Kenya's police chief said investigations had shown no links with the Somali militant group al-Shabab.

It comes a week after Kenya sent troops to Somalia to track down members of the group, which Nairobi blames for several kidnappings. Al-Shabab threatened reprisals if the troops did not leave.

The al-Qaeda-linked Islamist group, which controls much of southern and central Somalia, has denied carrying out any abductions.

The BBC's Will Ross in Nairobi says last December three people died during a grenade attack at a bus in Nairobi. It was never clear who was behind it.

'Covered in blood'

Kenya's most senior police officer Matthew Iteere told journalists in Nairobi said the grenade attack had no links to al-Shabab - although an investigation into the motive was ongoing.

Police inspect the scene of an explosion inside a club in Kenya's capital Nairobi on 24 October 2011 Witnesses said a man threw a grenade into the club and fled the scene

He said that a Russian-made grenade was used inside the nightclub.

A local news station, Capital News Radio, quoted a witness as saying a man had asked to be let in to the Mwauras bar in central Nairobi shortly after 03:00 (0000 GMT).

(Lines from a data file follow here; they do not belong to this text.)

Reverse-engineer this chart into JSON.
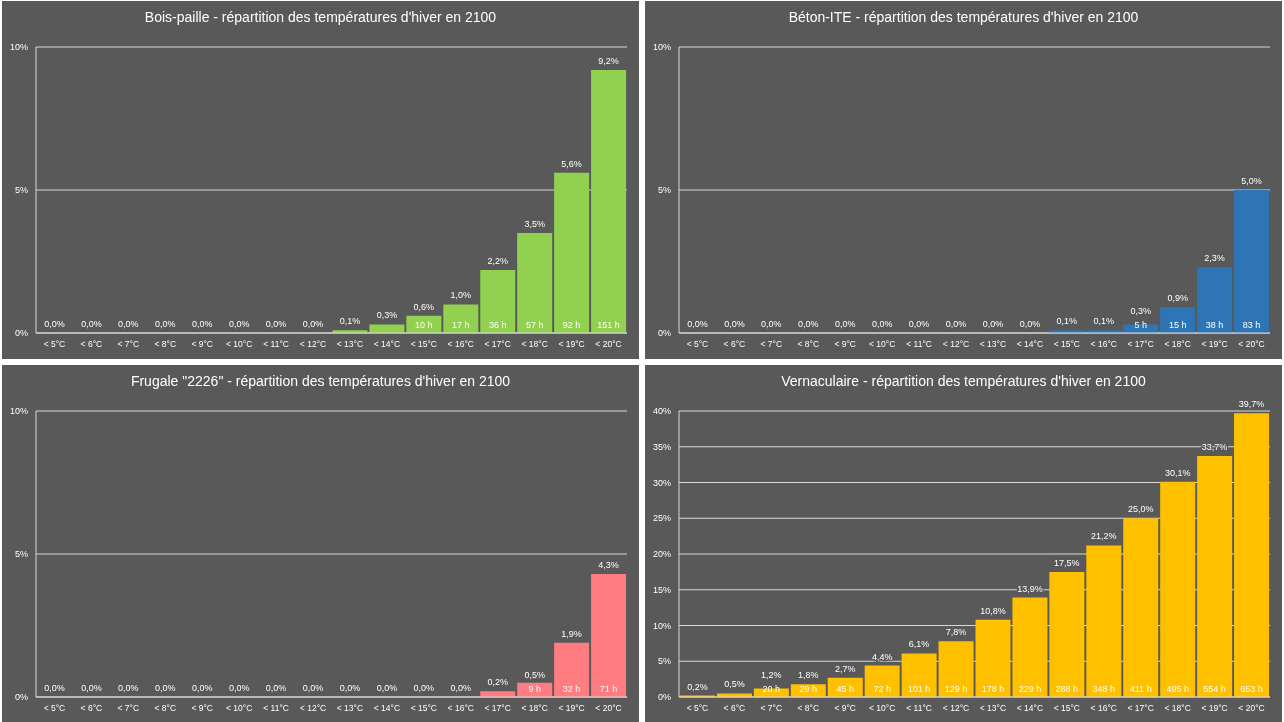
{
  "chart_data": [
    {
      "type": "bar",
      "title": "Bois-paille - répartition des températures d'hiver en 2100",
      "categories": [
        "< 5°C",
        "< 6°C",
        "< 7°C",
        "< 8°C",
        "< 9°C",
        "< 10°C",
        "< 11°C",
        "< 12°C",
        "< 13°C",
        "< 14°C",
        "< 15°C",
        "< 16°C",
        "< 17°C",
        "< 18°C",
        "< 19°C",
        "< 20°C"
      ],
      "color": "#92d050",
      "values": [
        0,
        0,
        0,
        0,
        0,
        0,
        0,
        0,
        0.1,
        0.3,
        0.6,
        1.0,
        2.2,
        3.5,
        5.6,
        9.2
      ],
      "value_labels": [
        "0,0%",
        "0,0%",
        "0,0%",
        "0,0%",
        "0,0%",
        "0,0%",
        "0,0%",
        "0,0%",
        "0,1%",
        "0,3%",
        "0,6%",
        "1,0%",
        "2,2%",
        "3,5%",
        "5,6%",
        "9,2%"
      ],
      "annotations": [
        "10 h",
        "17 h",
        "36 h",
        "57 h",
        "92 h",
        "151 h"
      ],
      "ylim": [
        0,
        10
      ],
      "yticks": [
        {
          "value": 0,
          "label": "0%"
        },
        {
          "value": 5,
          "label": "5%"
        },
        {
          "value": 10,
          "label": "10%"
        }
      ],
      "grid": "y"
    },
    {
      "type": "bar",
      "title": "Béton-ITE - répartition des températures d'hiver en 2100",
      "categories": [
        "< 5°C",
        "< 6°C",
        "< 7°C",
        "< 8°C",
        "< 9°C",
        "< 10°C",
        "< 11°C",
        "< 12°C",
        "< 13°C",
        "< 14°C",
        "< 15°C",
        "< 16°C",
        "< 17°C",
        "< 18°C",
        "< 19°C",
        "< 20°C"
      ],
      "color": "#2e75b6",
      "values": [
        0,
        0,
        0,
        0,
        0,
        0,
        0,
        0,
        0,
        0,
        0.1,
        0.1,
        0.3,
        0.9,
        2.3,
        5.0
      ],
      "value_labels": [
        "0,0%",
        "0,0%",
        "0,0%",
        "0,0%",
        "0,0%",
        "0,0%",
        "0,0%",
        "0,0%",
        "0,0%",
        "0,0%",
        "0,1%",
        "0,1%",
        "0,3%",
        "0,9%",
        "2,3%",
        "5,0%"
      ],
      "annotations": [
        "5 h",
        "15 h",
        "38 h",
        "83 h"
      ],
      "ylim": [
        0,
        10
      ],
      "yticks": [
        {
          "value": 0,
          "label": "0%"
        },
        {
          "value": 5,
          "label": "5%"
        },
        {
          "value": 10,
          "label": "10%"
        }
      ],
      "grid": "y"
    },
    {
      "type": "bar",
      "title": "Frugale \"2226\" - répartition des températures d'hiver en 2100",
      "categories": [
        "< 5°C",
        "< 6°C",
        "< 7°C",
        "< 8°C",
        "< 9°C",
        "< 10°C",
        "< 11°C",
        "< 12°C",
        "< 13°C",
        "< 14°C",
        "< 15°C",
        "< 16°C",
        "< 17°C",
        "< 18°C",
        "< 19°C",
        "< 20°C"
      ],
      "color": "#ff7c80",
      "values": [
        0,
        0,
        0,
        0,
        0,
        0,
        0,
        0,
        0,
        0,
        0,
        0,
        0.2,
        0.5,
        1.9,
        4.3
      ],
      "value_labels": [
        "0,0%",
        "0,0%",
        "0,0%",
        "0,0%",
        "0,0%",
        "0,0%",
        "0,0%",
        "0,0%",
        "0,0%",
        "0,0%",
        "0,0%",
        "0,0%",
        "0,2%",
        "0,5%",
        "1,9%",
        "4,3%"
      ],
      "annotations": [
        "9 h",
        "32 h",
        "71 h"
      ],
      "ylim": [
        0,
        10
      ],
      "yticks": [
        {
          "value": 0,
          "label": "0%"
        },
        {
          "value": 5,
          "label": "5%"
        },
        {
          "value": 10,
          "label": "10%"
        }
      ],
      "grid": "y"
    },
    {
      "type": "bar",
      "title": "Vernaculaire - répartition des températures d'hiver en 2100",
      "categories": [
        "< 5°C",
        "< 6°C",
        "< 7°C",
        "< 8°C",
        "< 9°C",
        "< 10°C",
        "< 11°C",
        "< 12°C",
        "< 13°C",
        "< 14°C",
        "< 15°C",
        "< 16°C",
        "< 17°C",
        "< 18°C",
        "< 19°C",
        "< 20°C"
      ],
      "color": "#ffc000",
      "values": [
        0.2,
        0.5,
        1.2,
        1.8,
        2.7,
        4.4,
        6.1,
        7.8,
        10.8,
        13.9,
        17.5,
        21.2,
        25.0,
        30.1,
        33.7,
        39.7
      ],
      "value_labels": [
        "0,2%",
        "0,5%",
        "1,2%",
        "1,8%",
        "2,7%",
        "4,4%",
        "6,1%",
        "7,8%",
        "10,8%",
        "13,9%",
        "17,5%",
        "21,2%",
        "25,0%",
        "30,1%",
        "33,7%",
        "39,7%"
      ],
      "annotations": [
        "20 h",
        "29 h",
        "45 h",
        "72 h",
        "101 h",
        "129 h",
        "178 h",
        "229 h",
        "288 h",
        "348 h",
        "411 h",
        "495 h",
        "554 h",
        "653 h"
      ],
      "ylim": [
        0,
        40
      ],
      "yticks": [
        {
          "value": 0,
          "label": "0%"
        },
        {
          "value": 5,
          "label": "5%"
        },
        {
          "value": 10,
          "label": "10%"
        },
        {
          "value": 15,
          "label": "15%"
        },
        {
          "value": 20,
          "label": "20%"
        },
        {
          "value": 25,
          "label": "25%"
        },
        {
          "value": 30,
          "label": "30%"
        },
        {
          "value": 35,
          "label": "35%"
        },
        {
          "value": 40,
          "label": "40%"
        }
      ],
      "grid": "y"
    }
  ]
}
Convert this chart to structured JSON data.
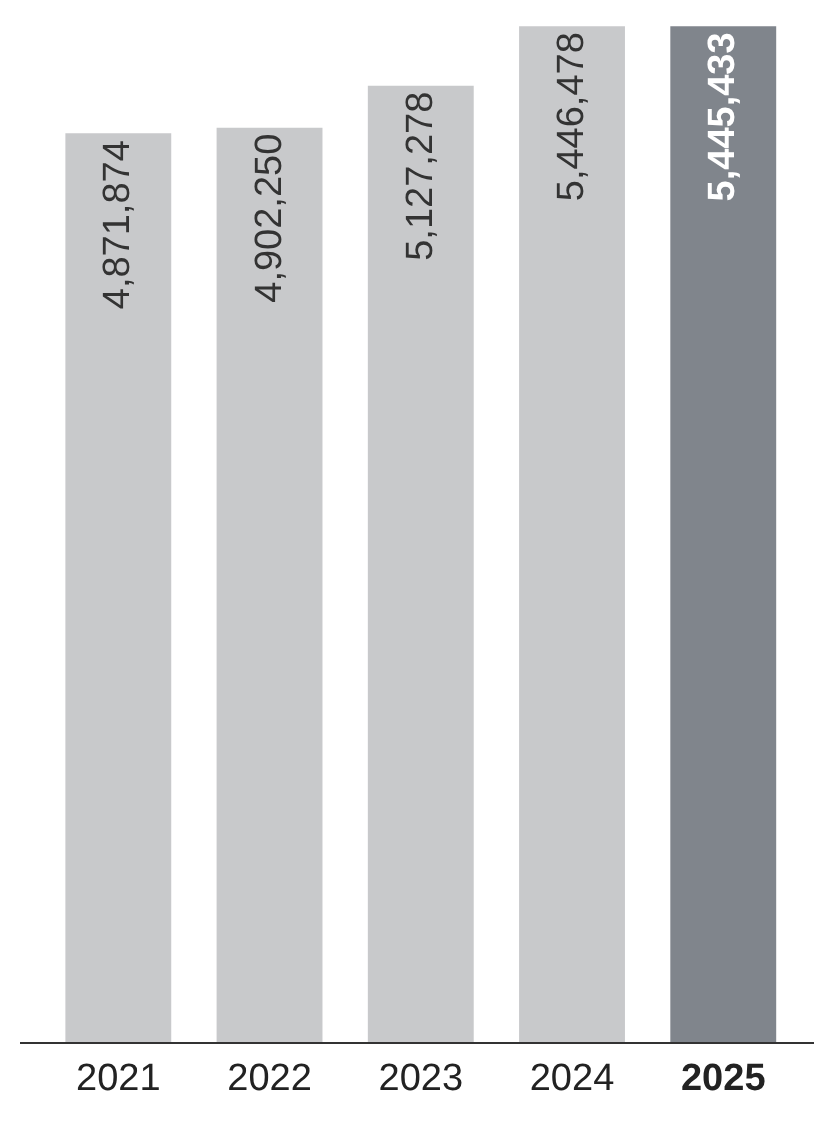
{
  "chart_data": {
    "type": "bar",
    "categories": [
      "2021",
      "2022",
      "2023",
      "2024",
      "2025"
    ],
    "values": [
      4871874,
      4902250,
      5127278,
      5446478,
      5445433
    ],
    "colors": [
      "#c8c9cb",
      "#c8c9cb",
      "#c8c9cb",
      "#c8c9cb",
      "#80858c"
    ],
    "value_labels": [
      "4,871,874",
      "4,902,250",
      "5,127,278",
      "5,446,478",
      "5,445,433"
    ],
    "legend": false
  }
}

He then hurled a grenade and fled the scene, said the witness.

Lawrence Kioko, who was injured in the attack, told Reuters news agency: "I heard an explosion - there was darkness and I thought the electricity had gone out but when I touched my face, there was blood."

Video footage showed blood and beer bottles on the floor of the nightclub - upturned seats and debris littered the floor.

"The guys came out running covered in blood. We helped them wash the blood off and they were carried away in ambulances," Jacob Musembi, an eyewitness, told Reuters.

Police cordoned off the area. No group has so far admitted carrying out the attack.

Last week, Kenya announced it would carry out a major security operation in Nairobi to flush out al-Shabab sympathisers once its Somalia operation had ended.

The US embassy in Nairobi warned on Saturday of an "imminent threat" of attacks in Kenya.